Soros did not explicitly say that he was betting against the RMB or Hong Kong dollar (HKD), but did state that he was betting against Asian currencies in general and that he predicted more trouble for the Chinese economy, while speaking at the recent World Economic Forum in Davos. These statements made headlines, in no small part due to Soros’ famed bet against the pound sterling in 1992, which broke the Bank of England and earned him USD $1 billion.

China’s response to Soros’ relatively vague comments has been interpreted by many as an overreaction, but the country’s defensive posture is understandable given the heavy devaluation of the RMB against the US dollar (USD) over the past year, and corresponding capital outflows estimated to have exceeded $1 trillion.

That said, the People’s Daily is not alone in predicting that the value of the RMB will remain stable. As reported by The Street:

Don’t expect the Chinese government to sharply devalue its currency anytime soon, even if it would help stimulate its slowing economy, says Greg Woodard, senior analyst at Manning & Napier.

“The Chinese government knows that a sharp devaluation of the renminbi would not be well-accepted by foreign governments, and would also be seen as a sign of potential instability,” said Woodard. “This would conflict with their efforts over several decades to cultivate the image of being a stable, responsible global economic power and would make it much more expensive to service their dollar-denominated debt.”

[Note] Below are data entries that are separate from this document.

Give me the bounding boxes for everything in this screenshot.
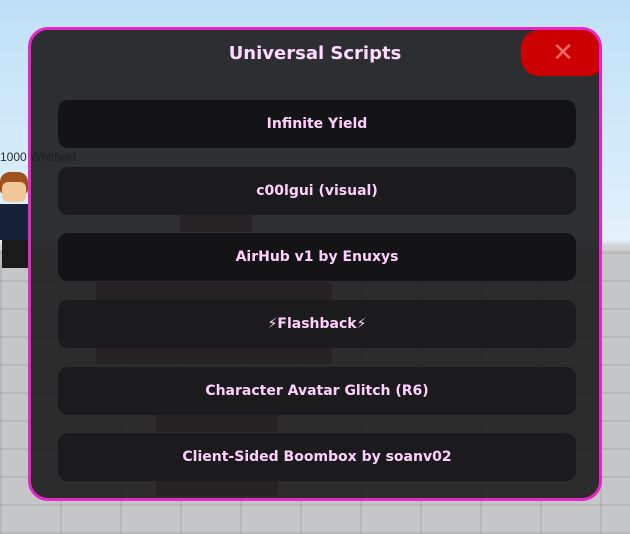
- script-button-c00lgui[interactable]: c00lgui (visual): [58, 167, 576, 215]
- close-icon: ✕: [552, 38, 574, 68]
- universal-scripts-panel: Universal Scripts ✕ Infinite Yield c00lg…: [28, 27, 602, 501]
- scrollbar[interactable]: [599, 102, 602, 442]
- panel-title: Universal Scripts: [228, 43, 402, 64]
- script-list: Infinite Yield c00lgui (visual) AirHub v…: [58, 100, 578, 498]
- script-button-avatar-glitch[interactable]: Character Avatar Glitch (R6): [58, 367, 576, 415]
- script-button-infinite-yield[interactable]: Infinite Yield: [58, 100, 576, 148]
- close-button[interactable]: ✕: [521, 30, 599, 76]
- script-button-boombox[interactable]: Client-Sided Boombox by soanv02: [58, 433, 576, 481]
- script-button-airhub[interactable]: AirHub v1 by Enuxys: [58, 233, 576, 281]
- script-button-flashback[interactable]: ⚡Flashback⚡: [58, 300, 576, 348]
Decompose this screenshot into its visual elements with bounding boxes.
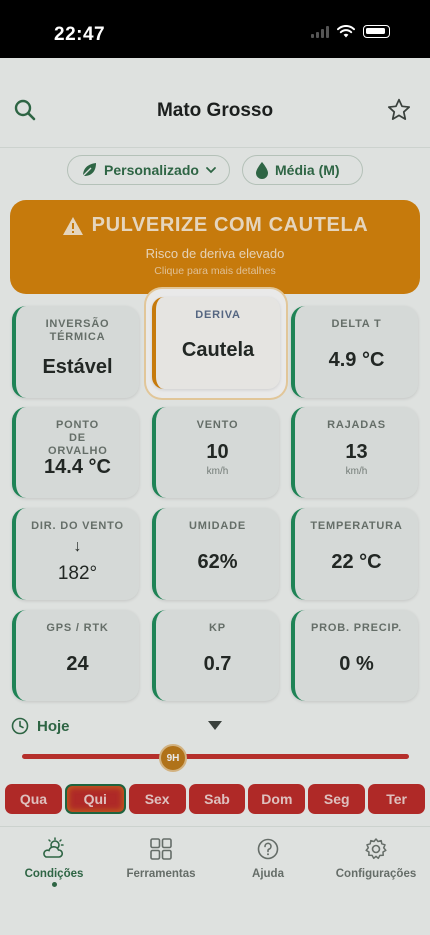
card-deriva[interactable]: DERIVA Cautela	[152, 297, 280, 389]
card-inversao-termica[interactable]: INVERSÃO TÉRMICA Estável	[12, 306, 139, 398]
card-value: 62%	[197, 551, 238, 573]
status-bar: 22:47	[0, 0, 430, 58]
day-button-seg[interactable]: Seg	[308, 784, 366, 814]
day-button-qua[interactable]: Qua	[5, 784, 62, 814]
day-button-qui[interactable]: Qui	[64, 784, 126, 814]
wind-direction-arrow-icon: ↓	[73, 538, 82, 555]
caret-down-icon[interactable]	[208, 721, 222, 731]
day-button-sab[interactable]: Sab	[188, 784, 246, 814]
mode-dropdown[interactable]: Personalizado	[67, 155, 230, 185]
card-label: DELTA T	[331, 318, 382, 330]
droplet-size-label: Média (M)	[275, 162, 340, 178]
card-value: 24	[66, 653, 89, 675]
warning-icon	[62, 216, 83, 235]
card-delta-t[interactable]: DELTA T 4.9 °C	[291, 306, 418, 398]
tab-settings[interactable]: Configurações	[321, 837, 430, 880]
card-value: 0 %	[339, 653, 374, 675]
alert-title: PULVERIZE COM CAUTELA	[91, 214, 369, 236]
card-label: VENTO	[196, 419, 239, 431]
gear-icon	[365, 838, 387, 860]
hour-slider-track[interactable]	[22, 754, 409, 759]
card-unit: km/h	[345, 466, 368, 477]
card-value: 13	[345, 441, 368, 463]
card-unit: km/h	[206, 466, 229, 477]
signal-icon	[311, 25, 329, 38]
chevron-down-icon	[206, 167, 216, 174]
card-label: GPS / RTK	[46, 622, 109, 634]
card-label: KP	[209, 622, 226, 634]
page-title: Mato Grosso	[156, 100, 274, 121]
tab-help-label: Ajuda	[252, 868, 284, 880]
card-value: Cautela	[181, 339, 255, 361]
alert-hint: Clique para mais detalhes	[154, 265, 276, 277]
card-label: INVERSÃO TÉRMICA	[45, 318, 110, 343]
droplet-size-button[interactable]: Média (M)	[242, 155, 363, 185]
leaf-icon	[82, 163, 96, 177]
card-kp[interactable]: KP 0.7	[152, 610, 279, 701]
grid-icon	[150, 838, 172, 860]
card-label: DERIVA	[195, 309, 241, 321]
alert-title-row: PULVERIZE COM CAUTELA	[10, 214, 420, 237]
card-direcao-vento[interactable]: DIR. DO VENTO ↓ 182°	[12, 508, 139, 600]
weather-sun-cloud-icon	[43, 837, 64, 858]
card-value: 22 °C	[331, 551, 382, 573]
card-deriva-highlight: DERIVA Cautela	[146, 289, 286, 398]
card-umidade[interactable]: UMIDADE 62%	[152, 508, 279, 600]
help-icon	[257, 838, 279, 860]
day-button-sex[interactable]: Sex	[128, 784, 186, 814]
droplet-icon	[256, 162, 268, 179]
wifi-icon	[337, 25, 355, 38]
header: Mato Grosso	[0, 58, 430, 148]
card-label: DIR. DO VENTO	[31, 520, 124, 532]
tab-conditions-label: Condições	[24, 868, 84, 880]
card-value: 14.4 °C	[44, 456, 111, 478]
tab-tools[interactable]: Ferramentas	[106, 837, 216, 880]
mode-label: Personalizado	[104, 162, 199, 178]
card-label: RAJADAS	[327, 419, 386, 431]
battery-icon	[363, 25, 390, 38]
hour-slider-thumb[interactable]: 9H	[159, 744, 187, 772]
card-value: 10	[206, 441, 229, 463]
day-selector: Qua Qui Sex Sab Dom Seg Ter	[5, 784, 426, 816]
tab-settings-label: Configurações	[335, 868, 417, 880]
card-vento[interactable]: VENTO 10 km/h	[152, 407, 279, 498]
favorite-star-icon[interactable]	[386, 97, 412, 123]
tab-tools-label: Ferramentas	[126, 868, 196, 880]
card-value: Estável	[42, 356, 113, 378]
card-label: UMIDADE	[189, 520, 246, 532]
card-value: 4.9 °C	[328, 349, 385, 371]
card-ponto-orvalho[interactable]: PONTO DE ORVALHO 14.4 °C	[12, 407, 139, 498]
card-gps-rtk[interactable]: GPS / RTK 24	[12, 610, 139, 701]
card-temperatura[interactable]: TEMPERATURA 22 °C	[291, 508, 418, 600]
clock-icon	[11, 717, 29, 735]
tab-conditions[interactable]: Condições	[0, 837, 109, 887]
card-label: PROB. PRECIP.	[311, 622, 402, 634]
active-tab-indicator	[51, 882, 57, 887]
card-value: 182°	[57, 563, 98, 584]
card-value: 0.7	[203, 653, 232, 675]
tab-bar: Condições Ferramentas Ajuda Configuraçõe…	[0, 826, 430, 935]
card-rajadas[interactable]: RAJADAS 13 km/h	[291, 407, 418, 498]
tab-help[interactable]: Ajuda	[213, 837, 323, 880]
card-prob-precip[interactable]: PROB. PRECIP. 0 %	[291, 610, 418, 701]
status-icons	[311, 25, 390, 38]
day-button-ter[interactable]: Ter	[368, 784, 426, 814]
today-label: Hoje	[37, 718, 70, 735]
day-button-dom[interactable]: Dom	[248, 784, 306, 814]
card-label: TEMPERATURA	[310, 520, 403, 532]
alert-subtitle: Risco de deriva elevado	[145, 246, 285, 261]
spray-alert-banner[interactable]: PULVERIZE COM CAUTELA Risco de deriva el…	[10, 200, 420, 294]
status-time: 22:47	[54, 24, 106, 45]
card-label: PONTO DE ORVALHO	[48, 419, 108, 457]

As a result, Woodard predicts that a sharp and uncontrollable currency devaluation would not serve Beijing’s political or financial interests, even though it would spur China’s economy, given its position as the world’s largest exporter.
Gregg Greenberg (The Street)

 

Devaluation of the RMB would certainly bolster international trade, by lowering the cost of Chinese exports, but for now China’s central bank has promised to keep the currency stable (e.g., through central bank purchases).